The country’s Ministry of Commerce said Thursday that it was “carrying out an evaluation” of the agreement, urging other countries not to seek an agreement with Washington at the expense of China’s interests.
It is likely that China can see Washington as the use of “reciprocal tariff negotiations so that third countries try to squeeze China from supply chains,” Olson added. Wait for Beijing to press countries that do not access US demands and reject that practice in negotiations with Washington.
That said, Beijing will probably prevent any concrete action from taking until the details of the agreement are clarified, experts said while waiting to see how the commercial agreements of other countries are formed.
“Turning the table on a single Vietnam Commercial Agreement would be reckless,” said the Song of ING.
In recent days, the United States and China have returned a series of restrictive measures from each other in honor of the commercial consensus reached in Geneva, Switzerland, in May.
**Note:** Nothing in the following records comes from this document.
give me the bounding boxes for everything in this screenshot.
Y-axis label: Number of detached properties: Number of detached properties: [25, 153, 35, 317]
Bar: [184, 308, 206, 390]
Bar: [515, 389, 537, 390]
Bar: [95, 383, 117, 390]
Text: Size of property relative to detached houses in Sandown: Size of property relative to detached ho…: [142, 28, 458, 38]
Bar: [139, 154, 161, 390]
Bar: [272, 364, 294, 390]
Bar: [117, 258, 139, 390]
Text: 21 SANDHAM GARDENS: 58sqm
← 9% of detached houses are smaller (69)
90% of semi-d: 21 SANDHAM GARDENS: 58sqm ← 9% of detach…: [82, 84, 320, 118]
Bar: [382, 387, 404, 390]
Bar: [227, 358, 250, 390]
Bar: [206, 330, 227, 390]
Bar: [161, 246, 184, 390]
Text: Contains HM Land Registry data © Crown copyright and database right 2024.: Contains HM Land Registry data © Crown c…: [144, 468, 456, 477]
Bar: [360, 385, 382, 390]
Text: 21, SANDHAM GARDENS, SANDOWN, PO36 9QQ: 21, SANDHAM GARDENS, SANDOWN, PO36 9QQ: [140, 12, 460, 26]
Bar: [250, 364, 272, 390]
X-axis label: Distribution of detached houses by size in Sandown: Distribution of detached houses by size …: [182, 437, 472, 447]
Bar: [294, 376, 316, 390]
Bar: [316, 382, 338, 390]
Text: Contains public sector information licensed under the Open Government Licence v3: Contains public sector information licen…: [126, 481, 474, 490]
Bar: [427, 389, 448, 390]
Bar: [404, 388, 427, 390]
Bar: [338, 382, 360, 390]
Since then, Washington has raised export restrictions in ethane, chips design software and reaction motor parts, while Beijing is configured to accelerate approvals for rare earth exports.
Both parties reached a commercial framework last month after the conversations in London, which remains in force until mid -August, with Chinese products that currently face rates of around 55%.
The agreement between the United States and Vietnam also implies that it is unlikely that the final tariffs on Chinese products will fall under that 40%threshold, according to Nick Marro, the main economist of the Economist Intelligence Unit, since the lowest tasks in the direct shipment of China could encourage companies to change the production there, rent the broader objective of the Trump administration of China’s industrial capacity.